Genre, sexualité, identitéMais l'androgynie et le travestissement invitent également à une interrogation plus générale sur l'identité humaine. En effet, le travestissement fonctionne surtout grâce à une androgynie propre à la jeunesse. Ainsi, dans ses mémoires, l'abbé de Choisy souligne à plusieurs reprises l'impossibilité de continuer ce jeu au-delà d'un certain âge, alors que d'Urfé affirme que, dans la jeunesse, il est difficile de faire une distinction nette entre traits masculins et féminins. Dès lors, on peut se demander si le clivage des genres ne s'impose qu'à partir d'un certain âge et lequel. En effet, avant de « passer aux hommes », les garçons sont éduqués dans un univers majoritairement féminin, leurs habits mêmes se confondant avec ceux des filles du même âge. Les enfants seraient avant tout des « anges sans genre[4] », la représentation sexuée n'intervenant que plus tard dans la vie humaine. En même temps, on peut observer que la répartition des rôles occupe une place importante dans l'éducation et se manifeste même depuis la naissance, comme on peut le voir dans la manière dont l'entourage du petit Louis XIII insiste sur la puissance virile de ses parties intimes comme représentation de son pouvoir royal[5]. En revanche, qu'en est-il de l'éducation peu conventionnelle d'une Mme de La Guette par exemple, qui apprend à monter à cheval et à manier l'épée ?

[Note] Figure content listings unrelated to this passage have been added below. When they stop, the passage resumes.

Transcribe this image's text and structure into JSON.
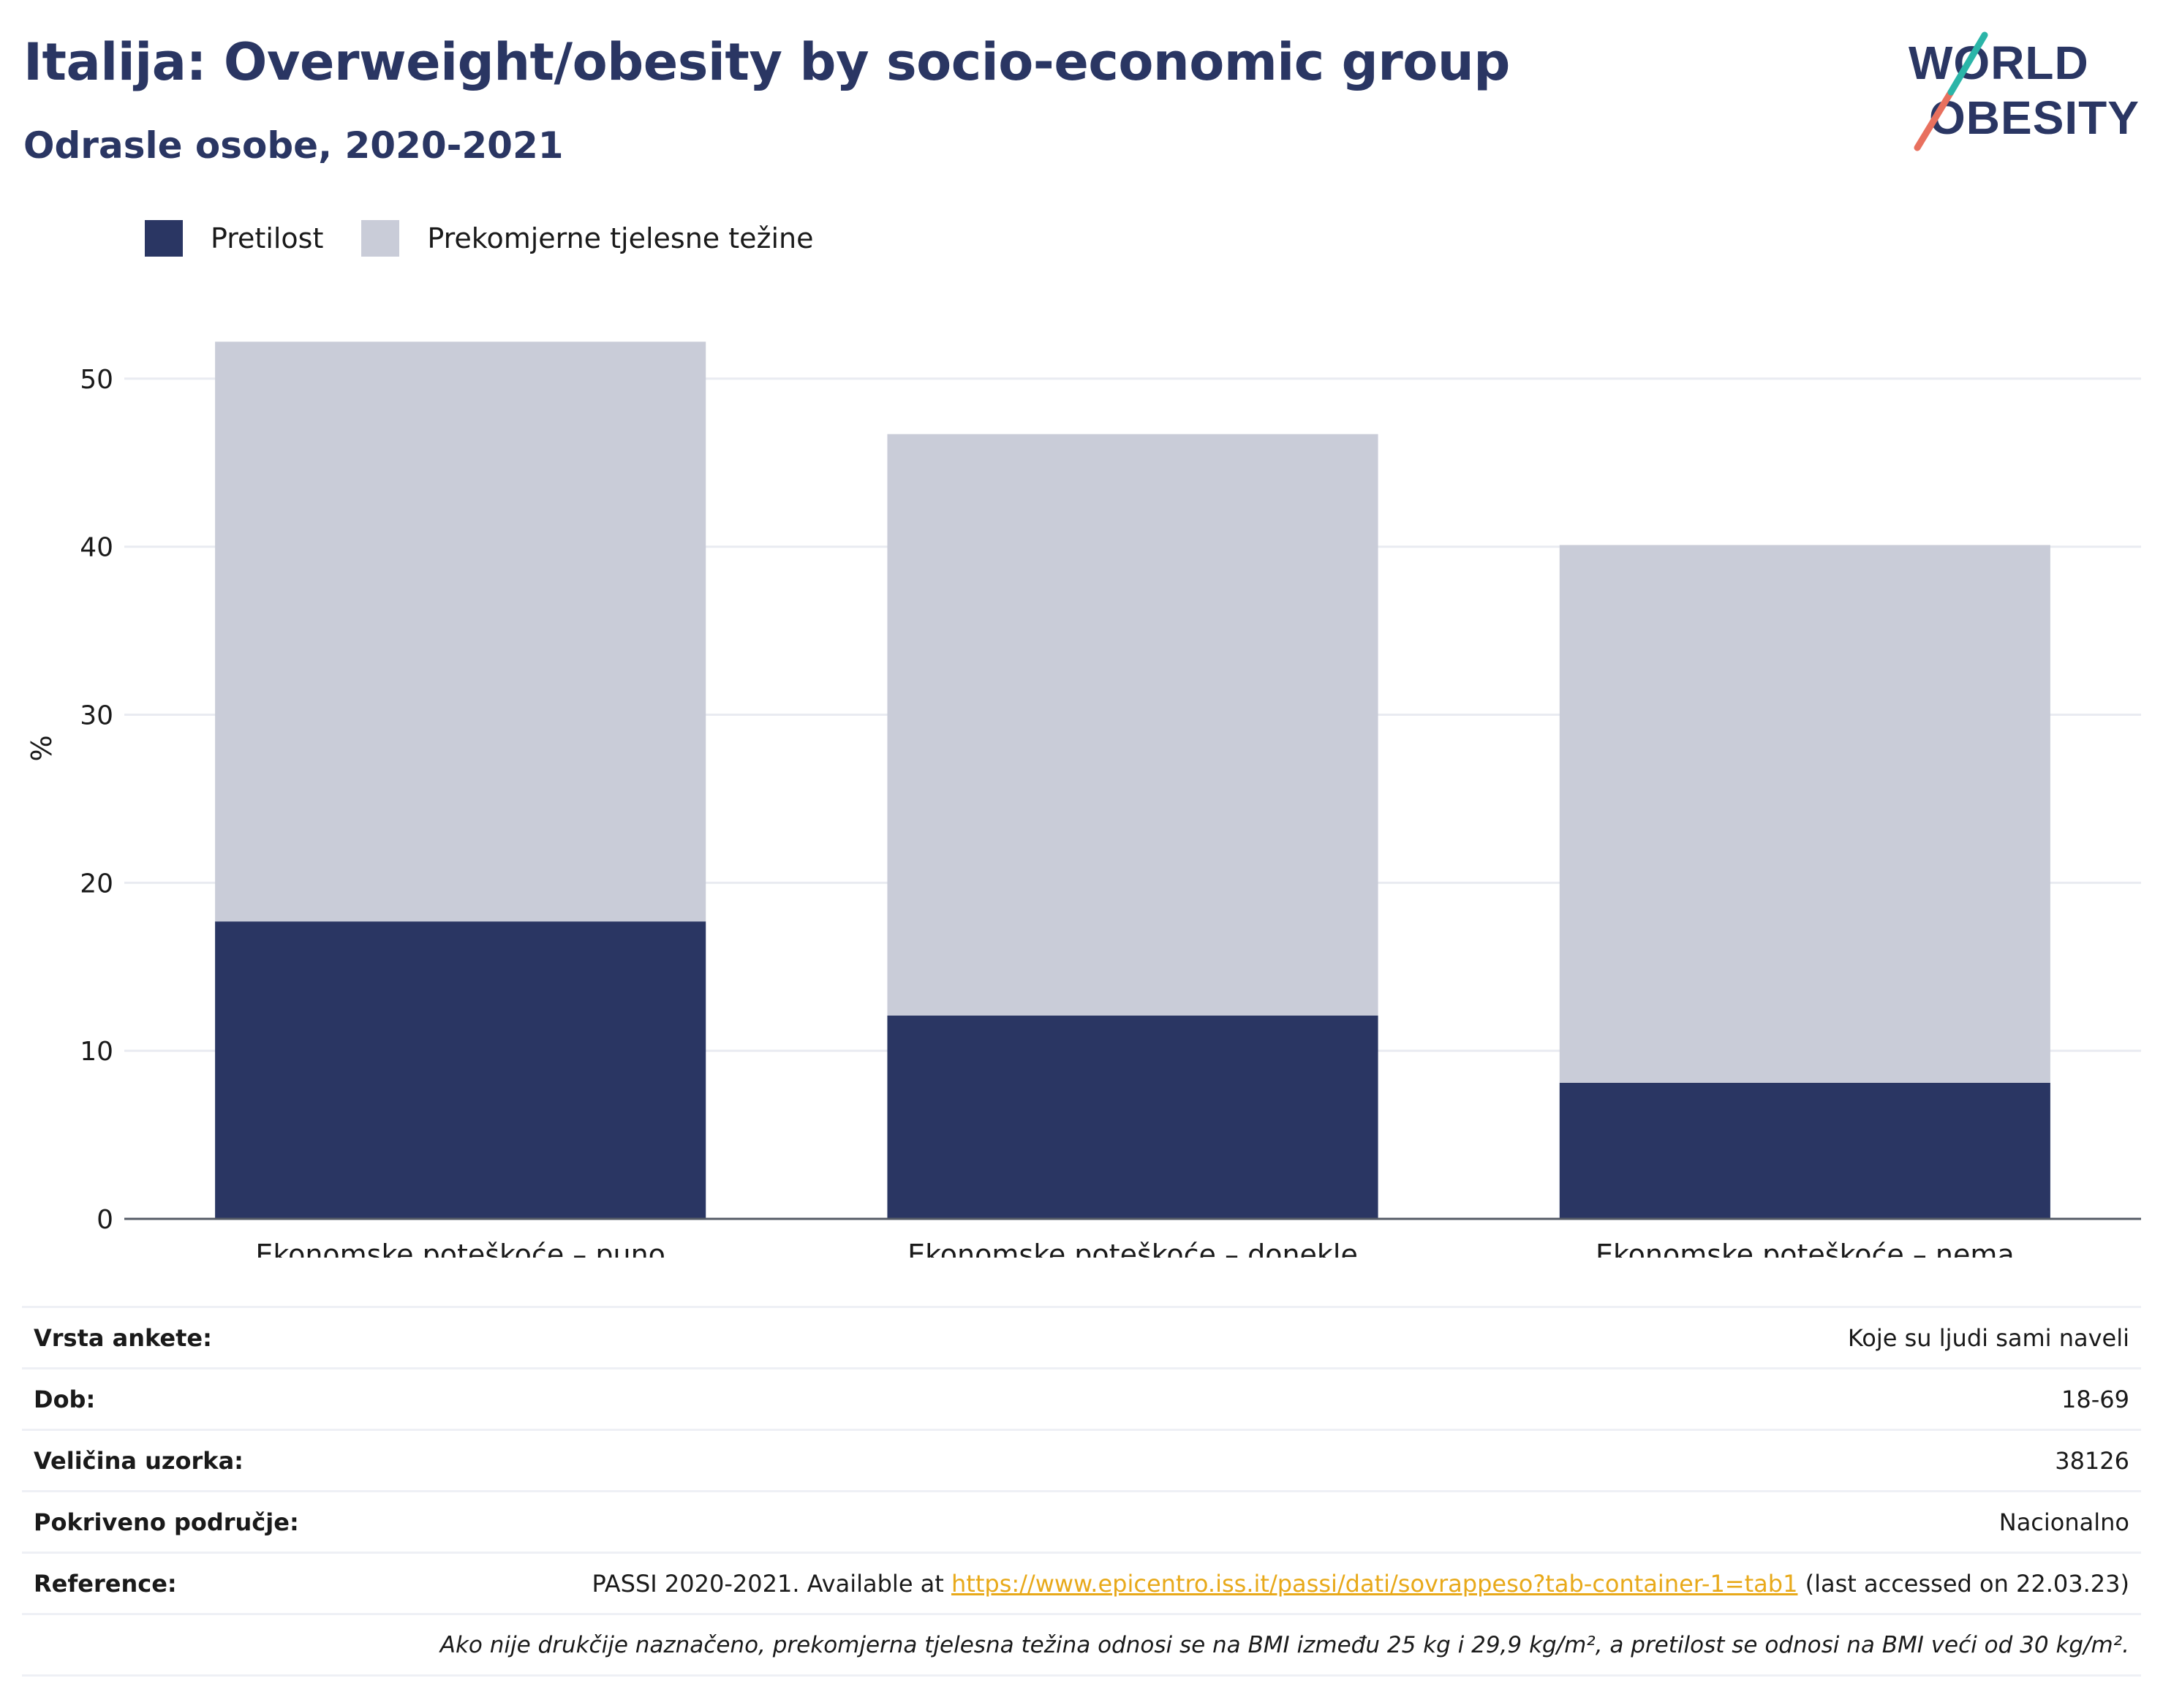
{
  "header": {
    "title": "Italija: Overweight/obesity by socio-economic group",
    "subtitle": "Odrasle osobe, 2020-2021"
  },
  "logo": {
    "line1": "WORLD",
    "line2": "OBESITY"
  },
  "colors": {
    "title": "#2a3663",
    "obesity": "#2a3663",
    "overweight": "#c9ccd8",
    "link": "#e8a91a",
    "logo_teal": "#2bb5a8",
    "logo_coral": "#e8705e"
  },
  "legend": [
    {
      "label": "Pretilost",
      "color": "#2a3663"
    },
    {
      "label": "Prekomjerne tjelesne težine",
      "color": "#c9ccd8"
    }
  ],
  "chart_data": {
    "type": "bar",
    "stacked": true,
    "categories": [
      "Ekonomske poteškoće – puno",
      "Ekonomske poteškoće – donekle",
      "Ekonomske poteškoće – nema"
    ],
    "series": [
      {
        "name": "Pretilost",
        "values": [
          17.7,
          12.1,
          8.1
        ]
      },
      {
        "name": "Prekomjerne tjelesne težine",
        "values": [
          34.5,
          34.6,
          32.0
        ]
      }
    ],
    "ylabel": "%",
    "ylim": [
      0,
      56
    ],
    "yticks": [
      0,
      10,
      20,
      30,
      40,
      50
    ],
    "grid": true,
    "legend_position": "top-left"
  },
  "meta": [
    {
      "key": "Vrsta ankete:",
      "value": "Koje su ljudi sami naveli"
    },
    {
      "key": "Dob:",
      "value": "18-69"
    },
    {
      "key": "Veličina uzorka:",
      "value": "38126"
    },
    {
      "key": "Pokriveno područje:",
      "value": "Nacionalno"
    }
  ],
  "reference": {
    "key": "Reference:",
    "prefix": "PASSI 2020-2021. Available at ",
    "link": "https://www.epicentro.iss.it/passi/dati/sovrappeso?tab-container-1=tab1",
    "suffix": " (last accessed on 22.03.23)"
  },
  "footnote": "Ako nije drukčije naznačeno, prekomjerna tjelesna težina odnosi se na BMI između 25 kg i 29,9 kg/m², a pretilost se odnosi na BMI veći od 30 kg/m²."
}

Enfin, la pratique du travestissement peut souvent être associée à l'évocation de relations homosexuelles ou pour le moins homosociales. Dans certains cas, historiques notamment, l'homosexualité effective, de Philippe d'Orléans par exemple, est liée au goût pour ce jeu avec les genres. Plus souvent, les rapports homosexuels restent de l'ordre de la suggestion. Égarés dans leur jeu de travestissement, les jeunes protagonistes sont troublés par l'affection qu'ils ressentent pour un personnage qu'ils croient du même sexe. Ou, au contraire, une jeune héroïne tombe amoureuse d'un garçon qui se révèle être en vérité une femme, comme c'est le cas d'Iphis et Iante où la question d'une sexualité entre femmes est abordée avec autant d'audace que de sensibilité. En même temps, l'exemple de l'abbé de Choisy ne suggère-t-il pas une réflexion sur la perception de l'homosociabilité féminine ? En effet, dans son déguisement de femme, Choisy entretient des relations équivoques avec nombre de jeunes filles, tolérées par la société sous prétexte de l'innocence d'une relation qui s'approcherait de celle que peuvent entretenir deux sœurs.